小鼠模型表明,程序性细胞死亡受体-1(PD-1)不仅在肿瘤逃逸中发挥作用,还是 T 细胞的肿瘤抑制因子。但截至目前,尚无使用免疫检查点抑制剂(ICI)后发生继发 T 细胞淋巴瘤的报告。在此,我们报告了一例使用 PD-1 抑制剂治疗上皮来源肿瘤患者时出现继发 T 细胞淋巴瘤的现象。
一名 70 多岁的男性患者活检证实为转移性上皮来源肿瘤。患者接受卡铂联合紫杉醇治疗 4 个周期,达到部分缓解。由于纵隔内疾病持续存在,患者随后改用帕博利珠单抗。使用 PD-1 抑制剂 4 个周期后,患者疾病进展,并被诊断为活检证实的外周 T 细胞淋巴瘤-非特指型。根据 PD-1 在小鼠模型中的肿瘤抑制功能,我们假设 PD-1 抑制剂的使用导致异常 T 细胞克隆的克隆性增殖,从而导致 T 细胞淋巴瘤。通过 TCRβ 测序进行 T 细胞受体(TCR)测序,并将 ICI 治疗前标本中的 T 细胞克隆与 ICI 治疗后标本进行比较。我们发现,ICI 治疗前标本中存在的一个 T 细胞克隆以低频率存在,大量扩增成为 ICI 治疗后标本中最主要的克隆,导致淋巴瘤。此外,靶向外显子组测序显示,在代表淋巴瘤的克隆中发现了一个新的 TET2 突变。

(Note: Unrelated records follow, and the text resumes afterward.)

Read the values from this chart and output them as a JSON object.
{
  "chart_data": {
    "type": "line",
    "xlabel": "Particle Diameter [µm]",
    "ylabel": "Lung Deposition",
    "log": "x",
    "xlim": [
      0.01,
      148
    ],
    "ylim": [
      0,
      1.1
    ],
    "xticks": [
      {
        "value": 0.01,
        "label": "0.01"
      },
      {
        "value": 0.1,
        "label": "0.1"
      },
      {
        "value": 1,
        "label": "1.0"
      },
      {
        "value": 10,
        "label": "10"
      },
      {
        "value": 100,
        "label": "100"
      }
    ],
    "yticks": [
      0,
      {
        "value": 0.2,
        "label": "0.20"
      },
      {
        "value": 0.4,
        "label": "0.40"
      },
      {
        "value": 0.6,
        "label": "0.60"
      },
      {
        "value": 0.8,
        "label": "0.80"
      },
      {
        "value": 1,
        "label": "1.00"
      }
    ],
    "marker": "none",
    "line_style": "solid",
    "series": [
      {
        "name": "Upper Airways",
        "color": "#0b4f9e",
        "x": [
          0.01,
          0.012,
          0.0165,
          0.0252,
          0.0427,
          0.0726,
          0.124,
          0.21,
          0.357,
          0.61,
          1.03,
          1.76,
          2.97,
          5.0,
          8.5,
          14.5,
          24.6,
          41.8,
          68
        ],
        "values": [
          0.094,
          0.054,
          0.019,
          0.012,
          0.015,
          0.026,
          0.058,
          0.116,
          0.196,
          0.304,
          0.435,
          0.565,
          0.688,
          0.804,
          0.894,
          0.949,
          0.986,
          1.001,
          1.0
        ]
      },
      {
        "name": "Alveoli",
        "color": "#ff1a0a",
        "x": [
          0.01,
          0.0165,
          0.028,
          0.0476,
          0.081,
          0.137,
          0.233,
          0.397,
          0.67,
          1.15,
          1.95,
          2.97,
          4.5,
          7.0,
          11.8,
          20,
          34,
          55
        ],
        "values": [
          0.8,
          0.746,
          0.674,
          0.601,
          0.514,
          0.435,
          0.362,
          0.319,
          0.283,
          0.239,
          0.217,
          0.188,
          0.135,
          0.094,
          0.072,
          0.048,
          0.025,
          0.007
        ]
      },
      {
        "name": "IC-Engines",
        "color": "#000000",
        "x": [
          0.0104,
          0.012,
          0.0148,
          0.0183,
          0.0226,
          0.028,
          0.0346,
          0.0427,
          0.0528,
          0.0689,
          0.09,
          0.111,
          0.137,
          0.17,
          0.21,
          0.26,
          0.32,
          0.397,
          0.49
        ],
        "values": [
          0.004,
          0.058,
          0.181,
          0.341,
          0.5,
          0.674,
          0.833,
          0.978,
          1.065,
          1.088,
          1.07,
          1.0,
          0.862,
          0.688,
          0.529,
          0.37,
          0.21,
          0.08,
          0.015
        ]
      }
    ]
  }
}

接下来,我们回顾性地审查了 2012 年至 2018 年期间食品和药物管理局(FDA)不良事件报告系统(FAERS)的药物警戒数据库,以寻找该现象的报告发生率,并进行了药物警戒数据库中因检查点抑制剂导致 T 细胞淋巴瘤的报告比值比(ROR)分析,以评估与其他药物相比的风险。在 FAERS 中,ICI(帕博利珠单抗、纳武利尤单抗和伊匹单抗)治疗后 T 细胞淋巴瘤的发生率为 0.02%,死亡率为 17%。药物警戒数据库中与其他药物相比,T 细胞淋巴瘤风险的 ROR 概率增加到 1.91。
T 细胞淋巴瘤是 ICI 的罕见后遗症,死亡率较高。需要对接受 ICI 治疗的患者进行更大规模、长期随访的研究。